Le blog de Gonzo

Le top 3 des techniques pour qu’on nous laisse dormir

Être célibattant est un combat de tous les jours : quand on choisit d'être seul mais bien accompagné, on doit se battre pour sa liberté et cela commence dès le matin. On n'est pas des monstres sans coeur, on a juste besoin d'être seuls. Voici donc les trois techniques infaillibles pour nous laisser (dormir) en paix.

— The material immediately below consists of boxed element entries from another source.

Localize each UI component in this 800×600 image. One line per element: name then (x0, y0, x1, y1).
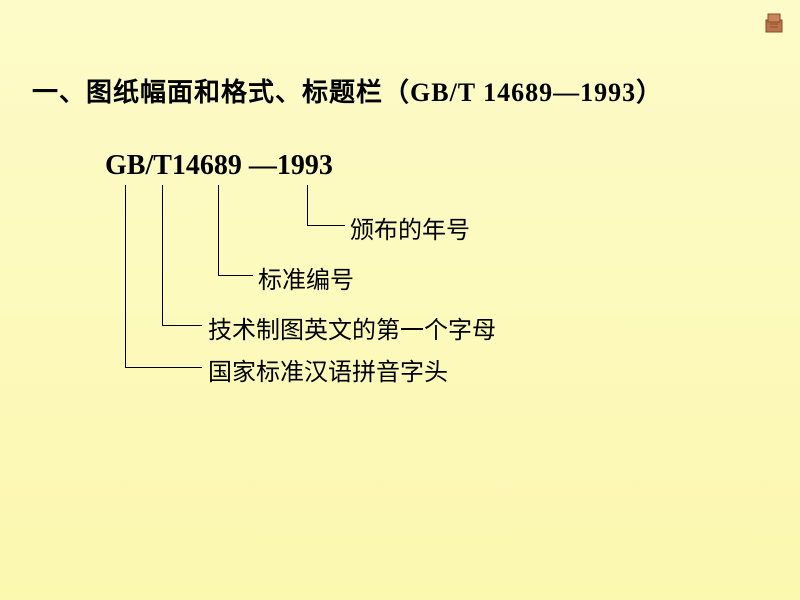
annotation-year: 颁布的年号 (350, 210, 470, 245)
annotation-national-standard: 国家标准汉语拼音字头 (208, 352, 448, 387)
connector-line (307, 185, 308, 225)
connector-line (162, 185, 163, 325)
annotation-standard-number: 标准编号 (258, 260, 354, 295)
connector-line (307, 225, 345, 226)
standard-code: GB/T14689 —1993 (105, 150, 333, 182)
annotation-technical-letter: 技术制图英文的第一个字母 (208, 310, 496, 345)
connector-line (218, 185, 219, 275)
connector-line (218, 275, 253, 276)
slide-title: 一、图纸幅面和格式、标题栏（GB/T 14689—1993） (32, 72, 663, 109)
connector-line (162, 325, 202, 326)
connector-line (125, 185, 126, 367)
corner-decoration-icon (760, 8, 788, 36)
connector-line (125, 367, 202, 368)
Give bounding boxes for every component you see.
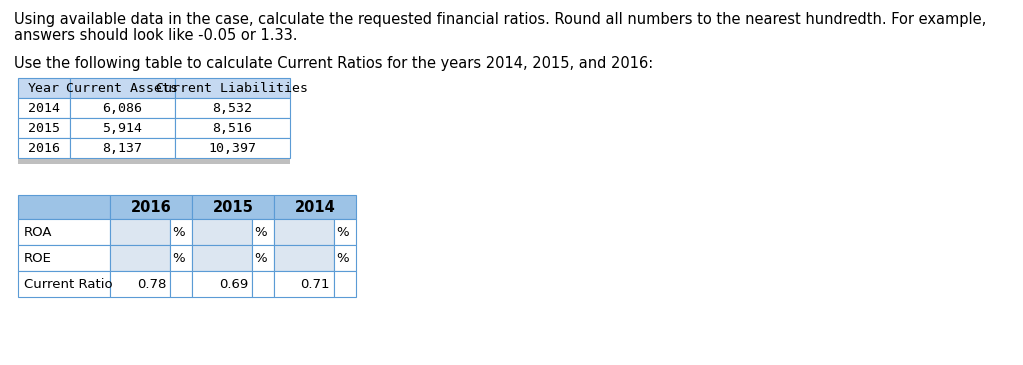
Bar [274, 195, 356, 219]
Bar [18, 78, 70, 98]
Text: 2016: 2016 [131, 200, 172, 215]
Bar [252, 271, 274, 297]
Bar [70, 138, 175, 158]
Text: 2016: 2016 [28, 142, 60, 154]
Text: %: % [172, 251, 184, 265]
Bar [18, 195, 110, 219]
Bar [333, 271, 356, 297]
Text: 8,532: 8,532 [213, 101, 253, 115]
Text: %: % [336, 251, 349, 265]
Text: 0.71: 0.71 [301, 277, 330, 291]
Text: 0.78: 0.78 [137, 277, 166, 291]
Text: 2014: 2014 [28, 101, 60, 115]
Bar [333, 219, 356, 245]
Text: Use the following table to calculate Current Ratios for the years 2014, 2015, an: Use the following table to calculate Cur… [14, 56, 654, 71]
Text: %: % [172, 226, 184, 238]
Bar [175, 138, 290, 158]
Text: %: % [254, 226, 267, 238]
Bar [110, 219, 170, 245]
Bar [192, 271, 252, 297]
Bar [18, 219, 110, 245]
Bar [192, 219, 252, 245]
Text: 5,914: 5,914 [102, 122, 142, 134]
Bar [175, 98, 290, 118]
Text: Using available data in the case, calculate the requested financial ratios. Roun: Using available data in the case, calcul… [14, 12, 986, 27]
Bar [274, 219, 333, 245]
Bar [274, 271, 333, 297]
Bar [175, 78, 290, 98]
Text: 2015: 2015 [213, 200, 254, 215]
Text: 8,516: 8,516 [213, 122, 253, 134]
Bar [18, 118, 70, 138]
Bar [192, 195, 274, 219]
Text: Current Ratio: Current Ratio [24, 277, 113, 291]
Bar [110, 245, 170, 271]
Text: %: % [336, 226, 349, 238]
Bar [175, 118, 290, 138]
Text: Current Liabilities: Current Liabilities [157, 81, 309, 95]
Bar [252, 219, 274, 245]
Bar [170, 219, 192, 245]
Bar [110, 195, 192, 219]
Bar [18, 159, 290, 164]
Bar [170, 245, 192, 271]
Bar [252, 245, 274, 271]
Text: Year: Year [28, 81, 60, 95]
Text: 10,397: 10,397 [209, 142, 257, 154]
Text: answers should look like -0.05 or 1.33.: answers should look like -0.05 or 1.33. [14, 28, 298, 43]
Bar [18, 98, 70, 118]
Bar [170, 271, 192, 297]
Text: %: % [254, 251, 267, 265]
Bar [18, 138, 70, 158]
Text: 2015: 2015 [28, 122, 60, 134]
Text: ROA: ROA [24, 226, 52, 238]
Bar [18, 271, 110, 297]
Bar [274, 245, 333, 271]
Bar [192, 245, 252, 271]
Bar [18, 245, 110, 271]
Bar [333, 245, 356, 271]
Bar [70, 118, 175, 138]
Text: 0.69: 0.69 [219, 277, 248, 291]
Text: 6,086: 6,086 [102, 101, 142, 115]
Bar [70, 98, 175, 118]
Text: 8,137: 8,137 [102, 142, 142, 154]
Bar [70, 78, 175, 98]
Text: ROE: ROE [24, 251, 52, 265]
Text: 2014: 2014 [295, 200, 336, 215]
Text: Current Assets: Current Assets [66, 81, 178, 95]
Bar [110, 271, 170, 297]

"J'ai fait l'amour, j'ai fait le mort"

C'est une interprétation personnelle de cette phrase d'Alain Bashung dans La Nuit Je Mens mais peut-être bien qu'il pensait à la même chose. Les animaux connaissent bien cette technique : pour éviter d'être dérangé par un ennemi qui rode, ils font le mort. Dans un lit c'est assez simple, suffit de faire semblant de dormir, sans se marrer, ni grogner. C'est la technique la plus facile et la plus efficace, faut juste être patient et attendre que la personne en ait marre et parte. En toute logique, la semaine le problème ne se pose pas tellement (si personne n'est au chômage), c'est le week-end qu'il faut la jouer fine, car on peut vite tomber dans le marathon de sommeil, et quand on n'a plus envie de dormir c'est une tannée. Si malheureusement cette technique ne fonctionne pas, il faut passer à la technique du travail.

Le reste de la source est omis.